Return engineering

The shape of software engineering is shifting fast. This post is my hypothesis for the shape we are headed toward. Perhaps it will be an ephemeral blip on the way to something else, or maybe it will be a new steady state. Either way, I think the challenges we are facing now, and the ones we will be facing soon, share common traits worth characterizing. I am focused here first and foremost on software engineers, but I suspect many of the same dynamics will apply to all professionals, as well as consumers, over time.

The essential question is: What exactly should software engineers produce? Historically, the answer was code. It is not code anymore. So what is it?

The driving force behind current change is the emergence of agentic coding systems, and a key challenge today is getting these agents to continue working until their entire assigned task is complete. This situation will not last long, as we will continue tuning models and improving harnesses accordingly. Instead, not too far from now, the problem will be getting agents to stop. We will need to develop strict circumstances under which systems return control to the human user. The new essential primitive is the return-of-control condition.

There are multiple reasons we might want agentic systems to return control:

Completion. The first and most obvious is that the system has met its goal; in other words, it is done. While today’s agents will sometimes insist the task is finished while the code does not even compile, soon agents may fall into the same trap real engineering teams do: scope creep (“I am absolutely right! I should add that feature.”).
Ambiguity. Agents exist to pursue specific goals, and when a goal is critically underspecified — especially when the wrong interpretation can have severe consequences — the correct behavior is for the agent to elicit clarification from the human user.
Security. The hot new thing for development is to run agents in YOLO mode, with full permission to do everything on the host computer. This approach might persist for personal side projects, but it will not scale to enterprise contexts where compliance and profits are at stake.
Cost. Long-running agents can eat through tokens, electricity, hardware capacity, and money at an alarming rate. We are currently in a technologist’s honeymoon period with these new tools, but eventually business realities will hit and we will need to enforce spending limits.
Infeasibility. As agentic systems become more willing to relentlessly pursue goals, they might even become willing to pursue things that are simply infeasible with current and emerging technologies — or even things that are logically impossible. (That said, perhaps they would have a breakthrough and prove us wrong?)

Viewed together, I think some themes emerge, the most important of which is testability. Return-of-control conditions may become the new system under test, rather than the software program itself. We want to know, with whatever degree of confidence warranted for a particular project, that agentic systems will in fact stop when the programmed criteria are met. Testing is never free, but spending an hour or two verifying criteria in advance may be worth it if you expect the agent to run for days or weeks unattended. This is not to say that implemented conditions will necessarily look like traditional unit tests or linter rules; they could also use LLM-as-judge approaches or other techniques that have yet to be invented. What is important is that the conditions are trusted and not manual.

Many return criteria are likely also distributable. In other words, vendors might provide, in one form or another, criteria that can be configured for your particular task and easily consumed by any agent. From a vendor’s perspective, this can be thought of as a customer success program, just with an agent serving as a proxy. Products could even have dedicated onboarding flows, including verified return conditions, specifically for agents.

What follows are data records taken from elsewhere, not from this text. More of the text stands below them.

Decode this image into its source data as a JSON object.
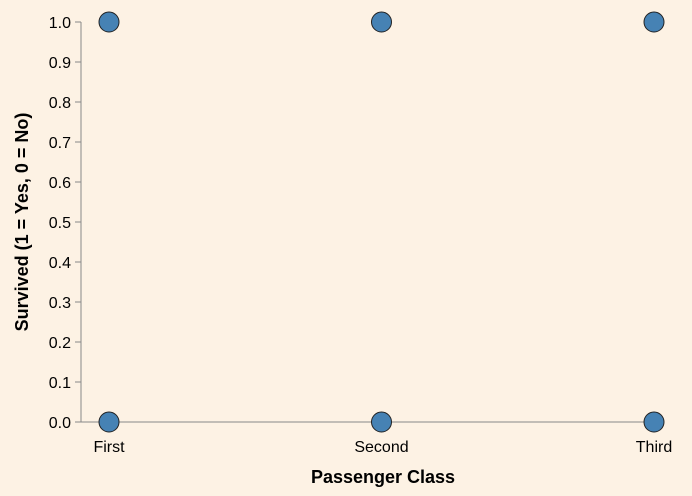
{
  "chart_data": {
    "type": "scatter",
    "title": "",
    "xlabel": "Passenger Class",
    "ylabel": "Survived (1 = Yes, 0 = No)",
    "categories": [
      "First",
      "Second",
      "Third"
    ],
    "ylim": [
      0,
      1
    ],
    "yticks": [
      "0.0",
      "0.1",
      "0.2",
      "0.3",
      "0.4",
      "0.5",
      "0.6",
      "0.7",
      "0.8",
      "0.9",
      "1.0"
    ],
    "grid": false,
    "points": [
      {
        "x": "First",
        "y": 1
      },
      {
        "x": "First",
        "y": 0
      },
      {
        "x": "Second",
        "y": 1
      },
      {
        "x": "Second",
        "y": 0
      },
      {
        "x": "Third",
        "y": 1
      },
      {
        "x": "Third",
        "y": 0
      }
    ],
    "colors": {
      "point": "#4682b4",
      "background": "#fdf2e4"
    }
  }
}
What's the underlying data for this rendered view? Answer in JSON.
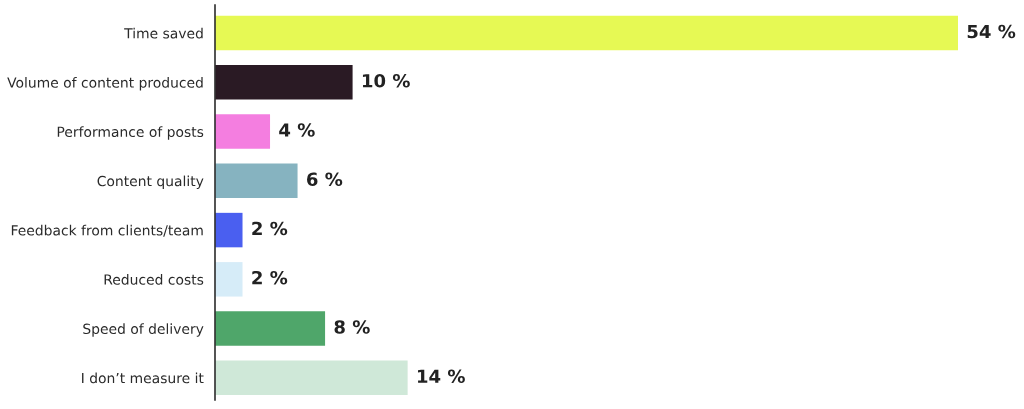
{
  "chart_data": {
    "type": "bar",
    "orientation": "horizontal",
    "categories": [
      "Time saved",
      "Volume of content produced",
      "Performance of posts",
      "Content quality",
      "Feedback from clients/team",
      "Reduced costs",
      "Speed of delivery",
      "I don’t measure it"
    ],
    "values": [
      54,
      10,
      4,
      6,
      2,
      2,
      8,
      14
    ],
    "colors": [
      "#e6f954",
      "#2a1a24",
      "#f47ee0",
      "#86b3c0",
      "#4a5ff0",
      "#d6ecf8",
      "#4fa66a",
      "#cfe8d8"
    ],
    "value_labels": [
      "54 %",
      "10 %",
      "4 %",
      "6 %",
      "2 %",
      "2 %",
      "8 %",
      "14 %"
    ],
    "tick_labels": "y",
    "grid": false
  }
}
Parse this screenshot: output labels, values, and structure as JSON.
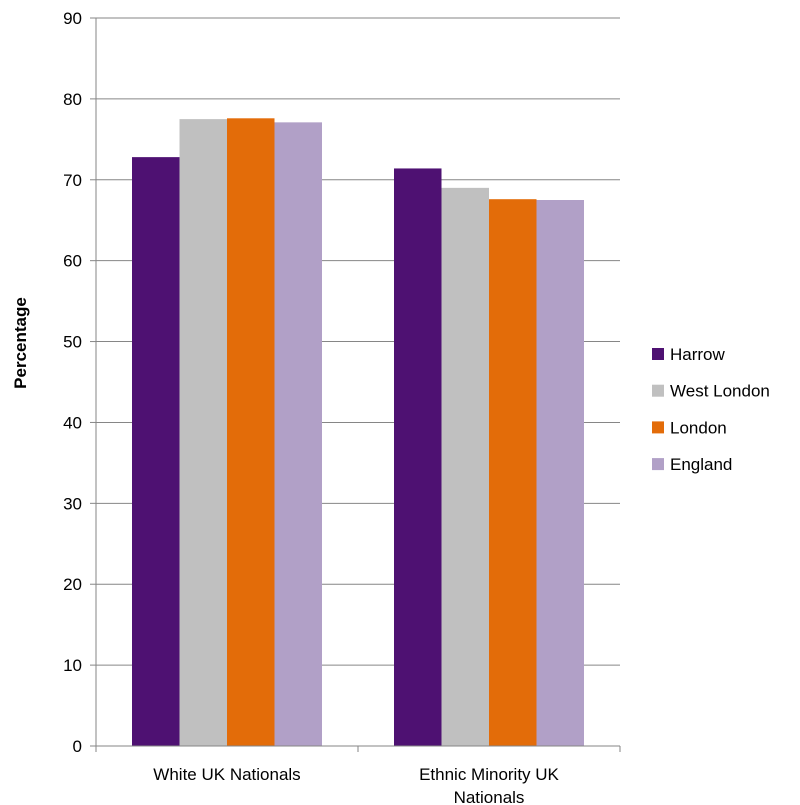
{
  "chart_data": {
    "type": "bar",
    "title": "",
    "xlabel": "",
    "ylabel": "Percentage",
    "ylim": [
      0,
      90
    ],
    "yticks": [
      0,
      10,
      20,
      30,
      40,
      50,
      60,
      70,
      80,
      90
    ],
    "grid": true,
    "legend_position": "right",
    "categories": [
      [
        "White UK Nationals"
      ],
      [
        "Ethnic Minority UK",
        "Nationals"
      ]
    ],
    "series": [
      {
        "name": "Harrow",
        "color": "#4e1172",
        "values": [
          72.8,
          71.4
        ]
      },
      {
        "name": "West London",
        "color": "#c0c0c0",
        "values": [
          77.5,
          69.0
        ]
      },
      {
        "name": "London",
        "color": "#e36c09",
        "values": [
          77.6,
          67.6
        ]
      },
      {
        "name": "England",
        "color": "#b1a0c7",
        "values": [
          77.1,
          67.5
        ]
      }
    ]
  }
}
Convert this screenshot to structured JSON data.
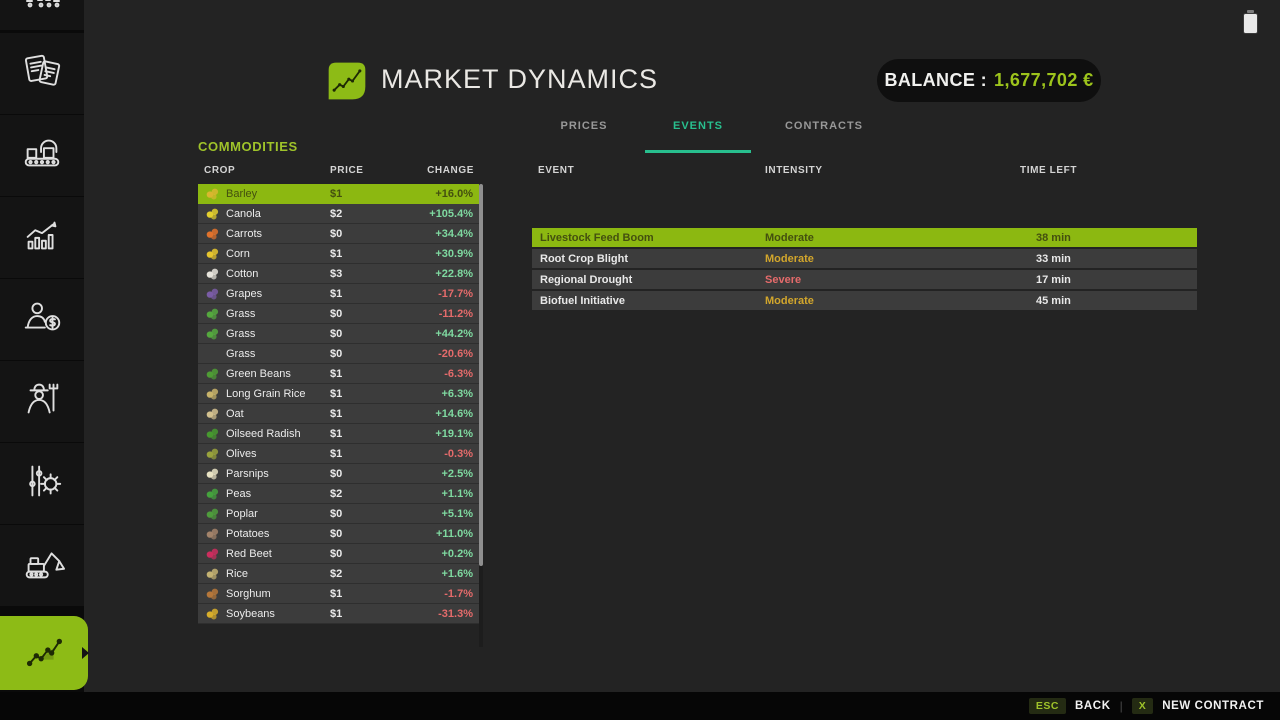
{
  "colors": {
    "accent_green": "#8dbb16",
    "title_green": "#9fc32a",
    "balance_green": "#9dc41c",
    "tab_active_teal": "#28bf8e",
    "positive_change": "#7fd9a0",
    "negative_change": "#e56b6b",
    "intensity_moderate": "#d2a62c",
    "intensity_severe": "#e56b6b"
  },
  "status_bar": {
    "battery_icon": "battery-icon"
  },
  "sidebar": {
    "items": [
      {
        "id": "documents",
        "icon": "documents-icon"
      },
      {
        "id": "production",
        "icon": "production-icon"
      },
      {
        "id": "statistics",
        "icon": "statistics-icon"
      },
      {
        "id": "finances",
        "icon": "finances-icon"
      },
      {
        "id": "farmer",
        "icon": "farmer-icon"
      },
      {
        "id": "settings",
        "icon": "settings-icon"
      },
      {
        "id": "construction",
        "icon": "construction-icon"
      },
      {
        "id": "market",
        "icon": "market-trend-icon",
        "active": true
      }
    ]
  },
  "header": {
    "app_icon": "market-leaf-icon",
    "title": "MARKET DYNAMICS",
    "balance_label": "BALANCE :",
    "balance_value": "1,677,702 €"
  },
  "tabs": [
    {
      "label": "PRICES",
      "active": false
    },
    {
      "label": "EVENTS",
      "active": true
    },
    {
      "label": "CONTRACTS",
      "active": false
    }
  ],
  "commodities": {
    "title": "COMMODITIES",
    "columns": [
      "CROP",
      "PRICE",
      "CHANGE"
    ],
    "rows": [
      {
        "crop": "Barley",
        "price": "$1",
        "change": "+16.0%",
        "icon_color": "#d9b62f",
        "selected": true
      },
      {
        "crop": "Canola",
        "price": "$2",
        "change": "+105.4%",
        "icon_color": "#e3cf2e"
      },
      {
        "crop": "Carrots",
        "price": "$0",
        "change": "+34.4%",
        "icon_color": "#e0722c"
      },
      {
        "crop": "Corn",
        "price": "$1",
        "change": "+30.9%",
        "icon_color": "#e6c52e"
      },
      {
        "crop": "Cotton",
        "price": "$3",
        "change": "+22.8%",
        "icon_color": "#e7e4dc"
      },
      {
        "crop": "Grapes",
        "price": "$1",
        "change": "-17.7%",
        "icon_color": "#7a5ca6"
      },
      {
        "crop": "Grass",
        "price": "$0",
        "change": "-11.2%",
        "icon_color": "#55a83e"
      },
      {
        "crop": "Grass",
        "price": "$0",
        "change": "+44.2%",
        "icon_color": "#55a83e"
      },
      {
        "crop": "Grass",
        "price": "$0",
        "change": "-20.6%",
        "icon_color": null
      },
      {
        "crop": "Green Beans",
        "price": "$1",
        "change": "-6.3%",
        "icon_color": "#4f9c35"
      },
      {
        "crop": "Long Grain Rice",
        "price": "$1",
        "change": "+6.3%",
        "icon_color": "#c8b36a"
      },
      {
        "crop": "Oat",
        "price": "$1",
        "change": "+14.6%",
        "icon_color": "#d3c18f"
      },
      {
        "crop": "Oilseed Radish",
        "price": "$1",
        "change": "+19.1%",
        "icon_color": "#47992f"
      },
      {
        "crop": "Olives",
        "price": "$1",
        "change": "-0.3%",
        "icon_color": "#99a23c"
      },
      {
        "crop": "Parsnips",
        "price": "$0",
        "change": "+2.5%",
        "icon_color": "#e9e3c4"
      },
      {
        "crop": "Peas",
        "price": "$2",
        "change": "+1.1%",
        "icon_color": "#45a23d"
      },
      {
        "crop": "Poplar",
        "price": "$0",
        "change": "+5.1%",
        "icon_color": "#4f9c3c"
      },
      {
        "crop": "Potatoes",
        "price": "$0",
        "change": "+11.0%",
        "icon_color": "#a3836a"
      },
      {
        "crop": "Red Beet",
        "price": "$0",
        "change": "+0.2%",
        "icon_color": "#cc2d5e"
      },
      {
        "crop": "Rice",
        "price": "$2",
        "change": "+1.6%",
        "icon_color": "#c4b272"
      },
      {
        "crop": "Sorghum",
        "price": "$1",
        "change": "-1.7%",
        "icon_color": "#b5773a"
      },
      {
        "crop": "Soybeans",
        "price": "$1",
        "change": "-31.3%",
        "icon_color": "#d8ae2b"
      }
    ]
  },
  "events": {
    "columns": [
      "EVENT",
      "INTENSITY",
      "TIME LEFT"
    ],
    "rows": [
      {
        "event": "Livestock Feed Boom",
        "intensity": "Moderate",
        "time_left": "38 min",
        "selected": true
      },
      {
        "event": "Root Crop Blight",
        "intensity": "Moderate",
        "time_left": "33 min"
      },
      {
        "event": "Regional Drought",
        "intensity": "Severe",
        "time_left": "17 min"
      },
      {
        "event": "Biofuel Initiative",
        "intensity": "Moderate",
        "time_left": "45 min"
      }
    ]
  },
  "footer": {
    "esc_key": "ESC",
    "back_label": "BACK",
    "divider": "|",
    "x_key": "X",
    "new_contract_label": "NEW CONTRACT"
  }
}
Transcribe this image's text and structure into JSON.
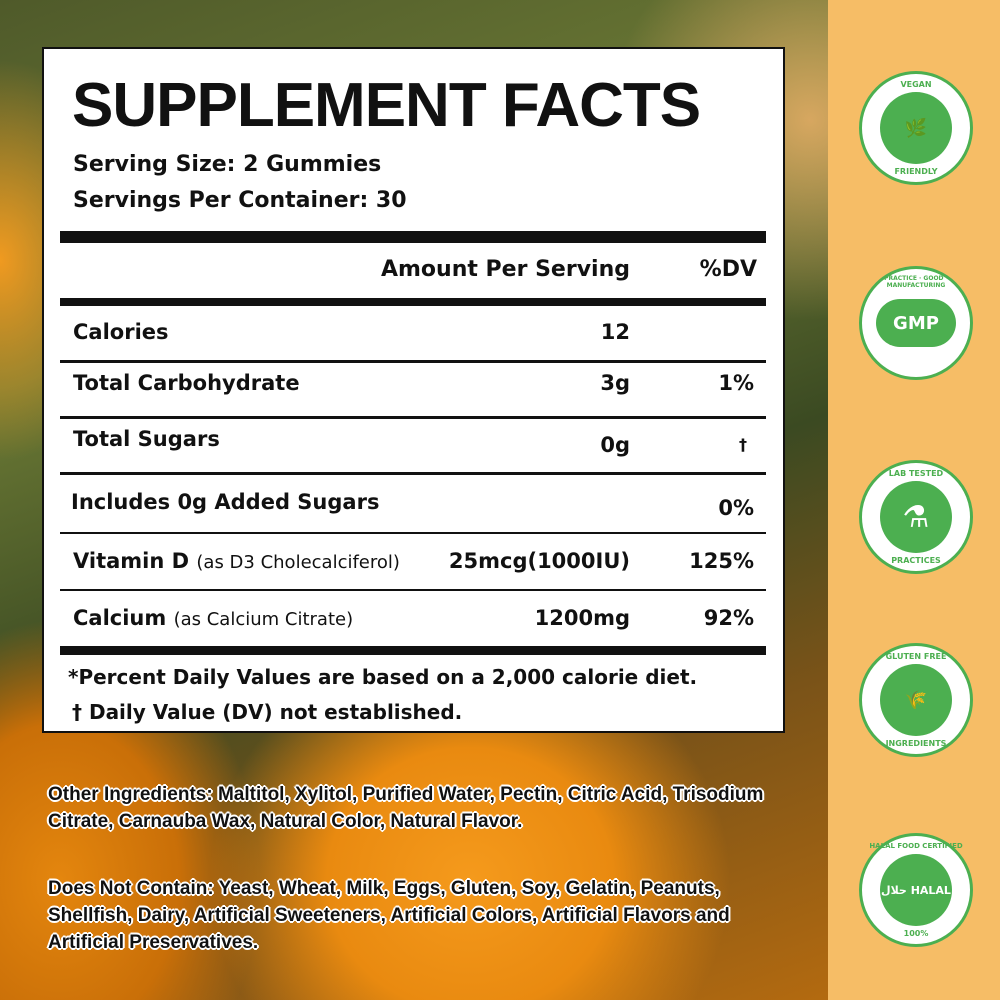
{
  "facts": {
    "title": "SUPPLEMENT FACTS",
    "serving_size": "Serving Size: 2 Gummies",
    "servings_per_container": "Servings Per Container: 30",
    "col_amount": "Amount Per Serving",
    "col_dv": "%DV",
    "rows": [
      {
        "name": "Calories",
        "note": "",
        "amount": "12",
        "dv": ""
      },
      {
        "name": "Total Carbohydrate",
        "note": "",
        "amount": "3g",
        "dv": "1%"
      },
      {
        "name": "Total Sugars",
        "note": "",
        "amount": "0g",
        "dv": "†"
      },
      {
        "name": "Includes 0g Added Sugars",
        "note": "",
        "amount": "",
        "dv": "0%"
      },
      {
        "name": "Vitamin D",
        "note": "(as D3 Cholecalciferol)",
        "amount": "25mcg(1000IU)",
        "dv": "125%"
      },
      {
        "name": "Calcium",
        "note": "(as Calcium Citrate)",
        "amount": "1200mg",
        "dv": "92%"
      }
    ],
    "footnote1": "*Percent Daily Values are based on a 2,000 calorie diet.",
    "footnote2": "† Daily Value (DV) not established."
  },
  "ingredients": {
    "other": "Other Ingredients:  Maltitol, Xylitol, Purified Water, Pectin, Citric Acid, Trisodium Citrate, Carnauba Wax, Natural Color, Natural Flavor.",
    "not_contain": "Does Not Contain:  Yeast, Wheat, Milk, Eggs, Gluten, Soy, Gelatin, Peanuts, Shellfish, Dairy, Artificial Sweeteners, Artificial Colors, Artificial Flavors and Artificial Preservatives."
  },
  "badges": [
    {
      "top": "VEGAN",
      "center": "🌿",
      "bottom": "FRIENDLY",
      "icon": "leaf-icon"
    },
    {
      "top": "PRACTICE · GOOD · MANUFACTURING",
      "center": "GMP",
      "bottom": "",
      "icon": "gmp-icon"
    },
    {
      "top": "LAB TESTED",
      "center": "⚗",
      "bottom": "PRACTICES",
      "icon": "flask-icon"
    },
    {
      "top": "GLUTEN FREE",
      "center": "🌾",
      "bottom": "INGREDIENTS",
      "icon": "wheat-icon"
    },
    {
      "top": "HALAL FOOD CERTIFIED",
      "center": "حلال HALAL",
      "bottom": "100%",
      "icon": "halal-icon"
    }
  ],
  "colors": {
    "panel": "#f6bd66",
    "badge_green": "#4caf50"
  }
}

The idea of returning can sound absolute and complete, however return of control can also be partial. A complete return means an agentic system cannot proceed whatsoever without human decisions; it is paused. A partial return means the system can continue on some tasks or workstreams, but will be unable to complete its specified goal without human input. This distinction is primarily of interest as a UX design challenge: How do we notify users that input is required, and how do we prioritize the most important pieces of input as the quantity of agentic activity rises?

In the other direction, this perspective also raises the possibility of returnless, or perpetual, agents. Are there conceivable agents whose goals simply have no terminus? In the coding realm, perhaps an agent tasked with keeping package dependencies up to date (should those continue to exist). In the broader sphere, perhaps an agent tasked with protecting the Global Seed Vault (or achieving global peace?). This brings us into fundamental AI safety territory — the question of whether AI can be uncontrolled and yet still aligned. This is far enough outside my expertise that I will not speculate here.

Some folks lament that agentic development systems are already leading to a loss of software craft. There is truth to this, and I sympathize with the concern. However, I do not think engineering will ever be entirely without craft; rather, what precisely we craft is changing. I think the new art form is the structure that agents operate within, and I suspect creating these will be no less challenging or rewarding than anything we’ve done before.